アラームをセットしたあと、霧咲が榛名に言った。
「暁哉、俺と亜衣乃と一緒に住んでくれて本当にありがとう」
もう何度も言われた言葉をまたしみじみと言われて、榛名は目を丸くした。
「な、なんですか? 初日にもめちゃくちゃ言ってもらいましたし、そもそも俺も望んだことなのでお礼を言われることでも無いんですけど……」
「何度だって言いたいんだ、本当に嬉しいから。君と同じ家に帰って来られることがね」
「そんなの俺だって同じです、今日はちょっと職場で嫌なことがあったから、早く家に帰りたいって仕事中ずっと思ってました。普段はそんなこと思わないのに、早く帰って誠人さんと亜衣乃ちゃんに会いたいなぁって」
霧咲は榛名を抱きしめると、全身で喜びを表現した。
「暁哉、本当に嬉しいよ。俺の気持ちはちゃんと伝わってるのかな? 本当の本当に嬉しいんだよ?」
「伝わってますよ、俺も同じですから」
苦しいくらい抱きしめて、こどものように嬉しいと言う霧咲に、榛名はクスクスと笑った。霧咲がこんなにストレートに感情を言葉にするのは珍しくて、愛しさが増す。
「俺はもう、君とは結婚したつもりでいるから。俺と亜衣乃と三人で、少しずつ本物の家族になっていこう。別に父親とか母親とかいうポジションに拘らなくてもいいんだ、ひとつの共同体だと思えばいい。
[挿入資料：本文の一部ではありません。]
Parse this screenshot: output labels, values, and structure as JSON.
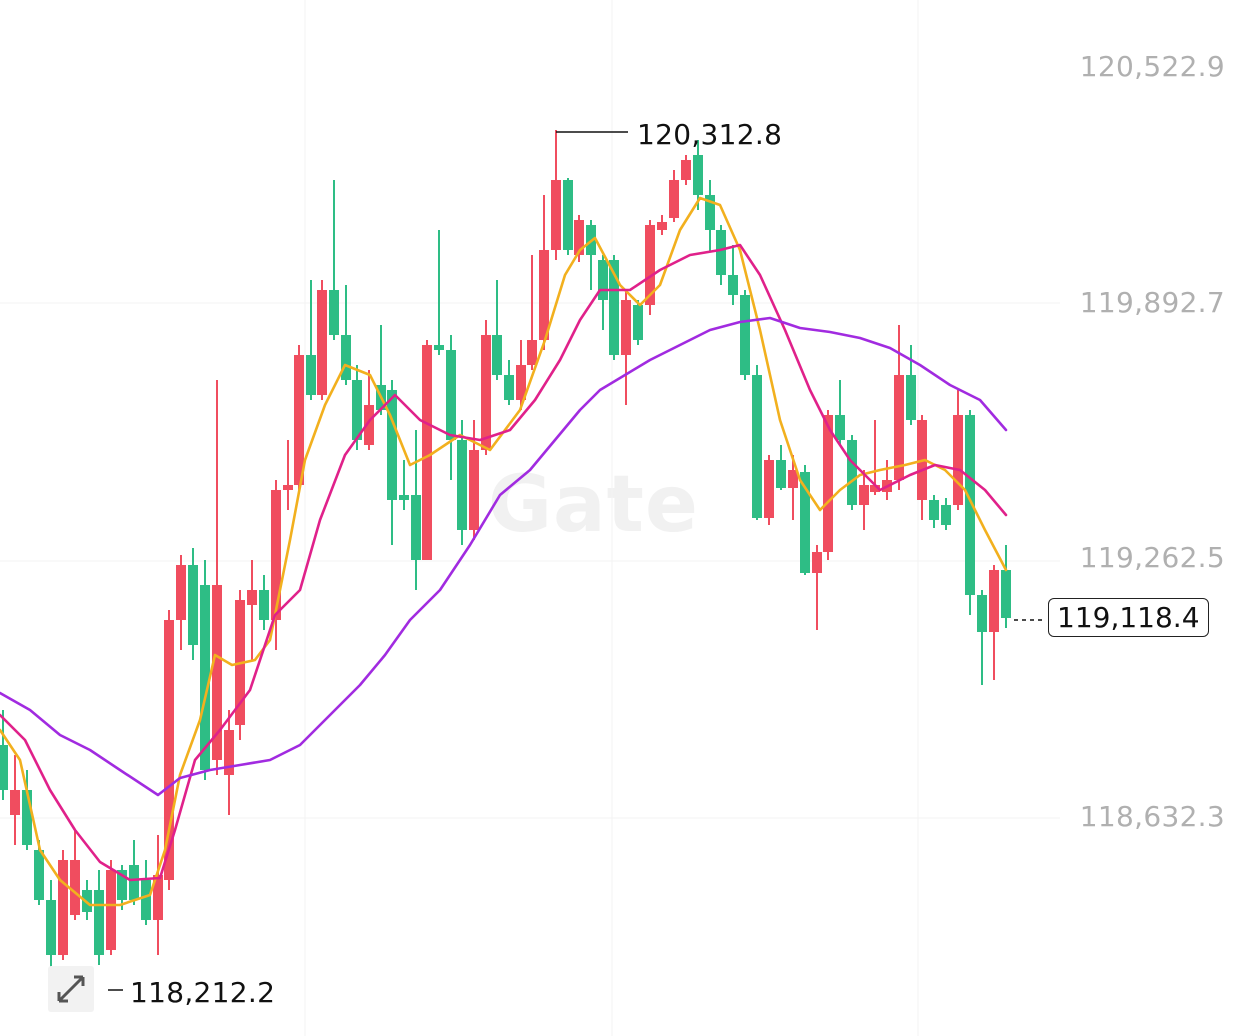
{
  "watermark": "Gate",
  "price_axis": [
    "120,522.9",
    "119,892.7",
    "119,262.5",
    "118,632.3"
  ],
  "high_label": "120,312.8",
  "low_label": "118,212.2",
  "last_price": "119,118.4",
  "colors": {
    "up": "#2ebd85",
    "down": "#f04d5f",
    "ma_short": "#f2b01e",
    "ma_mid": "#e0218a",
    "ma_long": "#a12be0"
  },
  "icons": {
    "expand": "expand-arrows-icon"
  }
}
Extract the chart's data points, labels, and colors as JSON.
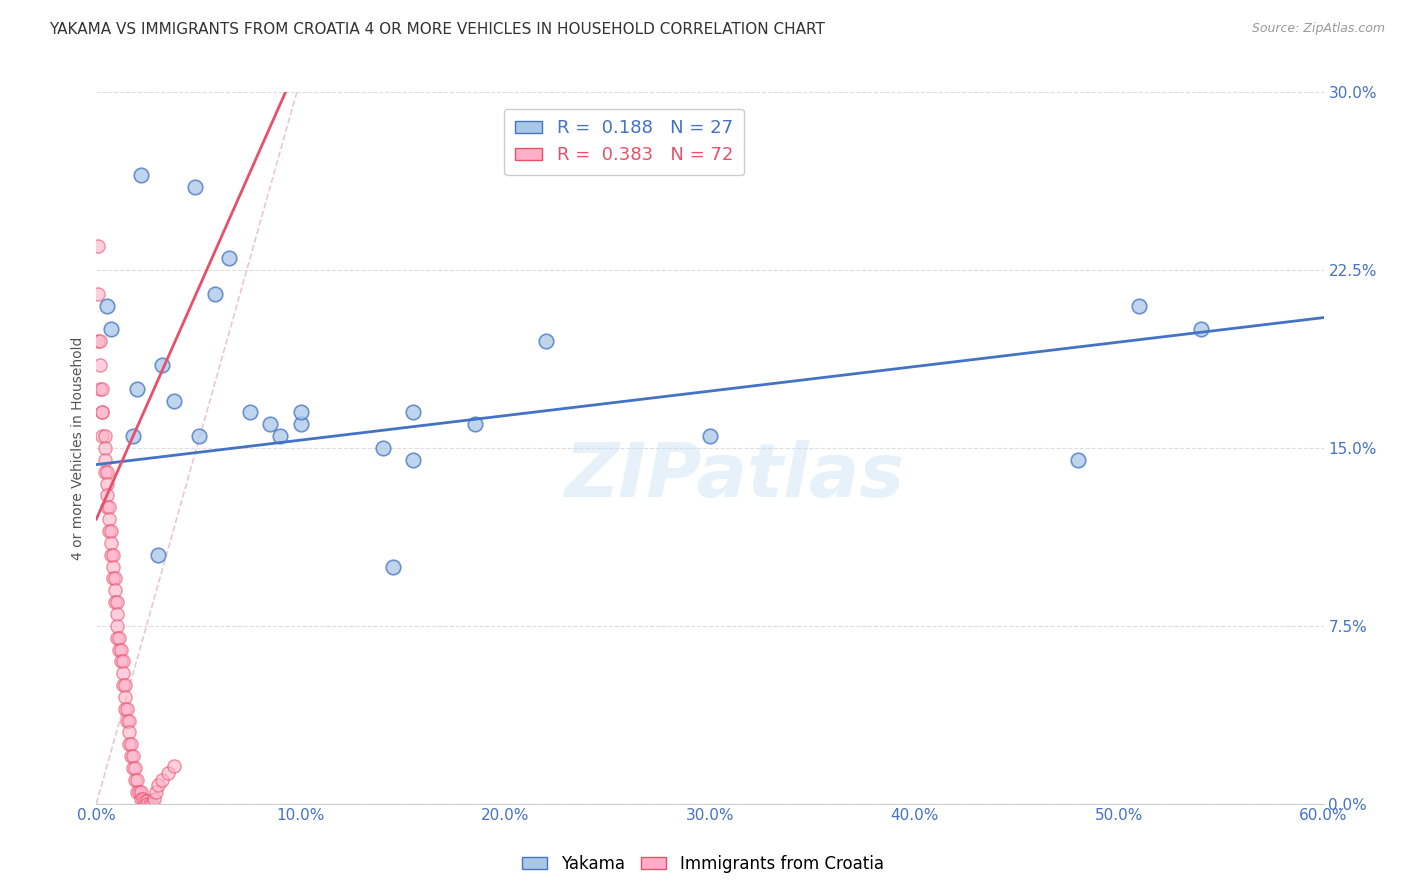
{
  "title": "YAKAMA VS IMMIGRANTS FROM CROATIA 4 OR MORE VEHICLES IN HOUSEHOLD CORRELATION CHART",
  "source": "Source: ZipAtlas.com",
  "ylabel_label": "4 or more Vehicles in Household",
  "legend_blue_label": "Yakama",
  "legend_pink_label": "Immigrants from Croatia",
  "R_blue": 0.188,
  "N_blue": 27,
  "R_pink": 0.383,
  "N_pink": 72,
  "blue_color": "#A8C8E8",
  "pink_color": "#FFB0C8",
  "blue_line_color": "#4472C4",
  "pink_line_color": "#E8506A",
  "dash_color": "#E0B0C0",
  "watermark": "ZIPatlas",
  "xlabel_ticks": [
    "0.0%",
    "10.0%",
    "20.0%",
    "30.0%",
    "40.0%",
    "50.0%",
    "60.0%"
  ],
  "xlabel_vals": [
    0.0,
    0.1,
    0.2,
    0.3,
    0.4,
    0.5,
    0.6
  ],
  "ylabel_ticks": [
    "0.0%",
    "7.5%",
    "15.0%",
    "22.5%",
    "30.0%"
  ],
  "ylabel_vals": [
    0.0,
    0.075,
    0.15,
    0.225,
    0.3
  ],
  "xlim": [
    0.0,
    0.6
  ],
  "ylim": [
    0.0,
    0.3
  ],
  "blue_scatter_x": [
    0.022,
    0.048,
    0.065,
    0.058,
    0.005,
    0.007,
    0.032,
    0.02,
    0.038,
    0.075,
    0.155,
    0.1,
    0.018,
    0.05,
    0.085,
    0.09,
    0.14,
    0.155,
    0.185,
    0.1,
    0.22,
    0.3,
    0.51,
    0.54,
    0.48,
    0.03,
    0.145
  ],
  "blue_scatter_y": [
    0.265,
    0.26,
    0.23,
    0.215,
    0.21,
    0.2,
    0.185,
    0.175,
    0.17,
    0.165,
    0.165,
    0.16,
    0.155,
    0.155,
    0.16,
    0.155,
    0.15,
    0.145,
    0.16,
    0.165,
    0.195,
    0.155,
    0.21,
    0.2,
    0.145,
    0.105,
    0.1
  ],
  "pink_scatter_x": [
    0.001,
    0.001,
    0.001,
    0.002,
    0.002,
    0.002,
    0.003,
    0.003,
    0.003,
    0.003,
    0.004,
    0.004,
    0.004,
    0.004,
    0.005,
    0.005,
    0.005,
    0.005,
    0.006,
    0.006,
    0.006,
    0.007,
    0.007,
    0.007,
    0.008,
    0.008,
    0.008,
    0.009,
    0.009,
    0.009,
    0.01,
    0.01,
    0.01,
    0.01,
    0.011,
    0.011,
    0.012,
    0.012,
    0.013,
    0.013,
    0.013,
    0.014,
    0.014,
    0.014,
    0.015,
    0.015,
    0.016,
    0.016,
    0.016,
    0.017,
    0.017,
    0.018,
    0.018,
    0.019,
    0.019,
    0.02,
    0.02,
    0.021,
    0.022,
    0.022,
    0.023,
    0.024,
    0.025,
    0.025,
    0.026,
    0.027,
    0.028,
    0.029,
    0.03,
    0.032,
    0.035,
    0.038
  ],
  "pink_scatter_y": [
    0.235,
    0.215,
    0.195,
    0.195,
    0.185,
    0.175,
    0.175,
    0.165,
    0.165,
    0.155,
    0.155,
    0.15,
    0.145,
    0.14,
    0.14,
    0.135,
    0.13,
    0.125,
    0.125,
    0.12,
    0.115,
    0.115,
    0.11,
    0.105,
    0.105,
    0.1,
    0.095,
    0.095,
    0.09,
    0.085,
    0.085,
    0.08,
    0.075,
    0.07,
    0.07,
    0.065,
    0.065,
    0.06,
    0.06,
    0.055,
    0.05,
    0.05,
    0.045,
    0.04,
    0.04,
    0.035,
    0.035,
    0.03,
    0.025,
    0.025,
    0.02,
    0.02,
    0.015,
    0.015,
    0.01,
    0.01,
    0.005,
    0.005,
    0.005,
    0.002,
    0.002,
    0.001,
    0.001,
    0.0,
    0.0,
    0.0,
    0.002,
    0.005,
    0.008,
    0.01,
    0.013,
    0.016
  ],
  "blue_line_x": [
    0.0,
    0.6
  ],
  "blue_line_y": [
    0.143,
    0.205
  ],
  "pink_line_x": [
    0.0,
    0.095
  ],
  "pink_line_y": [
    0.12,
    0.305
  ],
  "dash_line_x": [
    0.0,
    0.098
  ],
  "dash_line_y": [
    0.0,
    0.3
  ]
}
俺は戸籍上は亜衣乃の養父になったけど、相変わらずおじさん呼びだしね」
「そうですね」
「うん、だからもし君が誰かに亜衣乃の何だと聞かれたときは、普通に保護者だと答えればいい。言いたくないことは言わなくていいんだよ、外野なんて関係ないんだから」
霧咲は、榛名がまた自分のポジションについて悩んでいたことになんとなく気付いていたらしい。
「はい、ありがとうございます」
「礼なんかいいよ」
「……誠人さん」
「うん?」
榛名は手を伸ばして霧咲から少し距離を取ると、霧咲の切れ長で形の綺麗な目をまっすぐに見つめながら言った。
「貴方が好きです、大好きです。本当に好き、誰よりも愛してます。……俺の気持ちも、ちゃんと伝わってますか?」
「……っ、俺も愛してる、暁哉!!」
「声でかっ」
霧咲の良すぎる反応に、榛名は思わず声に出して笑った。
心も身体も最高に癒されたので、明日からまた笑顔で仕事に行けるだろう。明日は遅番だから、日勤の崎本と関わることはほぼないはずだ。
そう思うと、少し気が楽になった。
「おやすみなさい、誠人さん」
「おやすみ、暁哉」
霧咲の逞しい胸に抱かれ、世界一安心できるこの場所で、榛名はしあわせな気持ちでそっと目を閉じた。